Antonio Gramsci on War
- dmitriakers
- Aug 4
- 1 min read
"War is War," L'Ordine Nuovo, Jan.1921
War is war, and he who embarks on that adventure must feel the full force of the beast that he has awoken. All that the worker has created through his sacrifice, everything which generations of the working class have slowly and through much difficulty, created through blood and tears, should be respected as sacred. When sacrilege is committed, up will rise the storm and the harsh winds, and those responsible will be swept away like weightless blades of straw. May he be condemned to death he who dares touch the worker’s property, the man who is told he cannot have any.
War is war. Woe betide its instigator. A working class activist, who must pass into the other world, must have a first class companion to accompany him on his journey. If the patch of sky over a street is turned red by fire, the city must have many coal burners with which to keep warm the wives and children of the workers at war.

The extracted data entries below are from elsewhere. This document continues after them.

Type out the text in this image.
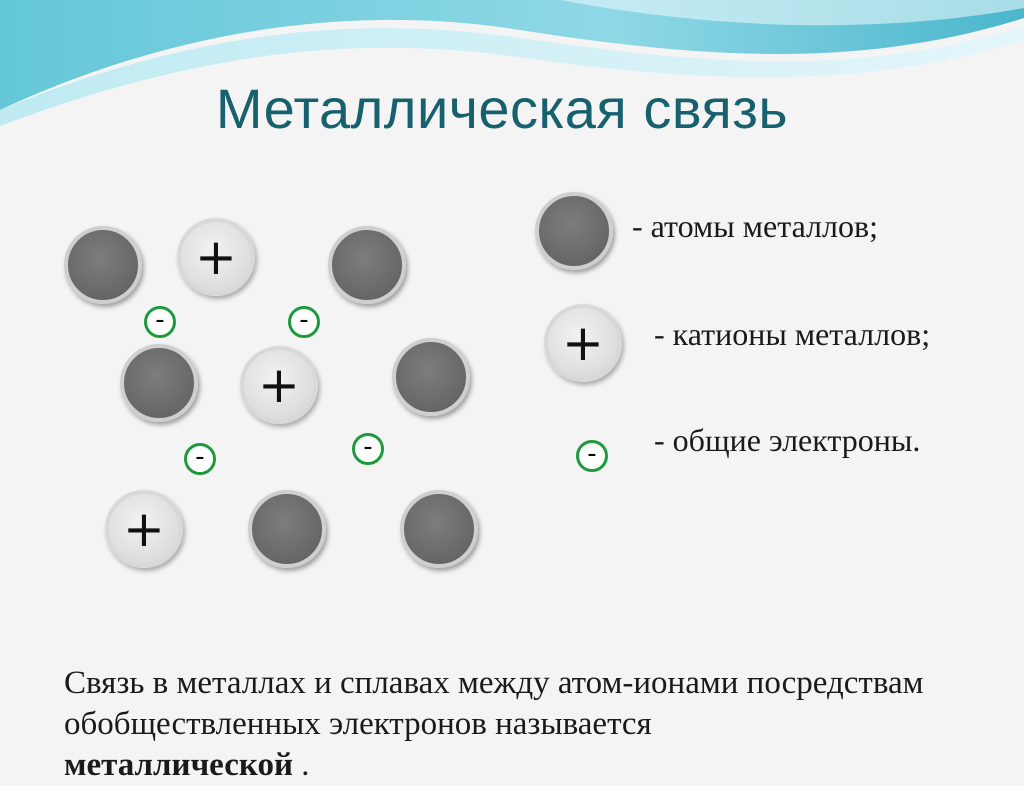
Металлическая связь
+
-	-
+
-	-
+
- атомы металлов;
+ - катионы металлов;
- - общие электроны.

Связь в металлах и сплавах между атом-ионами посредствам обобществленных электронов называется
металлической .
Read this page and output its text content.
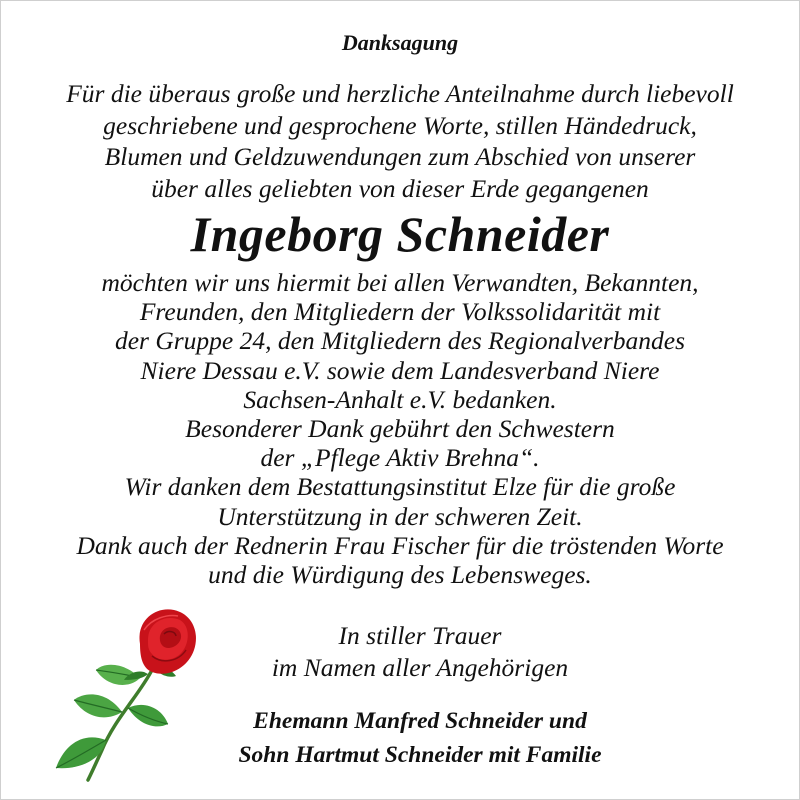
Danksagung
Für die überaus große und herzliche Anteilnahme durch liebevoll
geschriebene und gesprochene Worte, stillen Händedruck,
Blumen und Geldzuwendungen zum Abschied von unserer
über alles geliebten von dieser Erde gegangenen
Ingeborg Schneider
möchten wir uns hiermit bei allen Verwandten, Bekannten,
Freunden, den Mitgliedern der Volkssolidarität mit
der Gruppe 24, den Mitgliedern des Regionalverbandes
Niere Dessau e.V. sowie dem Landesverband Niere
Sachsen-Anhalt e.V. bedanken.
Besonderer Dank gebührt den Schwestern
der „Pflege Aktiv Brehna“.
Wir danken dem Bestattungsinstitut Elze für die große
Unterstützung in der schweren Zeit.
Dank auch der Rednerin Frau Fischer für die tröstenden Worte
und die Würdigung des Lebensweges.
In stiller Trauer
im Namen aller Angehörigen
Ehemann Manfred Schneider und
Sohn Hartmut Schneider mit Familie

Woe betide he who instigates war. If Italy is not used to the seriousness or the responsibility it entails, if Italy is not used to taking anyone seriously; if bourgeois Italy is, perhaps, under the pleasant, simple assumption that not even Italian revolutionaries are to be taken seriously, the die is already cast: it is certain that more than one lone wolf’s tale and slyness, will be left in the trap.